Monday, September 30, 2024

Coping with Failures during Long Running Actions

In this brief note I want to draw attention to some of the features in the LRA protocol that can help service writers manage failures. LRA is a transaction protocol that provides certain desirable properties for building reliable systems such as Atomicity, (eventual) Consistency and Durability. Providing this level of assurance is non trivial but the protocol provides a simple model that can help participants to easily play their part in enabling such systems.

LRA is not just for orchestrating services, it is as equally as important for managing failures. Apart from the specification I have not seen many posts, articles etc covering this important topic, and it is this deficit that I’d like to address in some posts. I had wanted to kick off with an article and demonstration of participant failover but I hit an issue while writing the demo which we need to release the fix for before I can showcase that. So instead, in this post I’ll just bring to the readers attention one or two, but by no means all, of the main features that service writers can use to help them to create more reliable microservices, a preview if you like, before going into more depth in a subsequent post.

Some remarkable items to consider include:

  1. Failing participants must be restarted. There is an option to change the callbacks on restart, any of the endpoints can be changed, even passing over responsibility for, say, the compensation to some other microservice. Likewise, failing coordinators must be restarted if progress of LRAs is to be made.
  2. There is an @Status annotation on participants that the coordinator can use to monitor participant progress and to enable participants to fully participate in the recovery protocol, in particular there is support for non-idempotent compensate endpoints; if there is an @Status endpoint and the compensate endpoint has previously returned a 202 Accepted HTTP status code, then it will periodically poll the status endpoint until the participant reports that it has reached an end state.

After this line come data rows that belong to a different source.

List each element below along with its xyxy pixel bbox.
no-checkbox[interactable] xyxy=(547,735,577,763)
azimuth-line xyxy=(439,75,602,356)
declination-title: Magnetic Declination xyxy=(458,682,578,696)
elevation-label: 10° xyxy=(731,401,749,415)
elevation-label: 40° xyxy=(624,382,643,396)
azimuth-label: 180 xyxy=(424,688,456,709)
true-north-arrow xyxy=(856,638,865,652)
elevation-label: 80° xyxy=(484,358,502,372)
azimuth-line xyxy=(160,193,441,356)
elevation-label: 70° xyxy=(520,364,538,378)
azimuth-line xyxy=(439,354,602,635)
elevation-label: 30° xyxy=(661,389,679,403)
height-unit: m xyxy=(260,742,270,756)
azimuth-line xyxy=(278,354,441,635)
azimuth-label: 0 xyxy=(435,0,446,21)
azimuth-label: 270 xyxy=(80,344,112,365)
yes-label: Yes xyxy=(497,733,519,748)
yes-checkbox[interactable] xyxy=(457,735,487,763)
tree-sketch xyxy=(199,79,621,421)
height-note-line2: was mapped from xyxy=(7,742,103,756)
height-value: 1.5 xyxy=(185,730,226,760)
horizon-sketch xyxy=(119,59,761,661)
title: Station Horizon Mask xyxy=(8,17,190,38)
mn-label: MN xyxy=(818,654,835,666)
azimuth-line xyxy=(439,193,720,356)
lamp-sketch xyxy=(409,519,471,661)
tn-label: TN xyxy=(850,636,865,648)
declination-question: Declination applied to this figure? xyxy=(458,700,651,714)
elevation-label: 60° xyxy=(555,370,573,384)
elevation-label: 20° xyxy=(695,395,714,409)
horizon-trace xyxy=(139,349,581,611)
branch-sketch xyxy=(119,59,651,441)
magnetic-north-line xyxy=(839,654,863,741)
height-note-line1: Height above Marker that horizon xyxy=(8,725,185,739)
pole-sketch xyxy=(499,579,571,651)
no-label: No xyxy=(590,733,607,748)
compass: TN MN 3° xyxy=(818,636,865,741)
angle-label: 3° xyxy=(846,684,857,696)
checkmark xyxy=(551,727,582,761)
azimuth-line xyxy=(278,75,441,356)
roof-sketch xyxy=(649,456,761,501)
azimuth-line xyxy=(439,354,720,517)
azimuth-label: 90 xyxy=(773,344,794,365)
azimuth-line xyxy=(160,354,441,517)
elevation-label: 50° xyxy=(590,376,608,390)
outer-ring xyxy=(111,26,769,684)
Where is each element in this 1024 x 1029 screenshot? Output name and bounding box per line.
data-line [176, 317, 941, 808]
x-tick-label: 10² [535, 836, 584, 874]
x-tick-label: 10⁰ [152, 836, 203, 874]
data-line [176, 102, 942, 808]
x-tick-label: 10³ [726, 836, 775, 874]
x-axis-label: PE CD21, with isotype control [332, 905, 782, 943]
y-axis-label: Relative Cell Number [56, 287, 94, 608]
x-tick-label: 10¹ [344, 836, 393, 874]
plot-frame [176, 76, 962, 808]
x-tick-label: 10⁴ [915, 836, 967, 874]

The @Forget annotation is used by the coordinator to inform the participant that it is free to clean up.
  3. There are state transitions which participants use to notify the coordinator of failures (FailedToCompensate and FailedToComplete) and of transitory states (Compensating and Completing).
  4. Managing timeouts, although the actions supported by the protocol are long running careful choice of time limits for actions can bound failure windows and reduce the need for complicated recover procedures.
  5. And of course there is support for nested Long Running Actions which is a jewel in the toolkit for building reliable distributed systems.

That’s all for now - I’ve deliberately kept the ideas brief and high level so that they can be explored in greater depth later.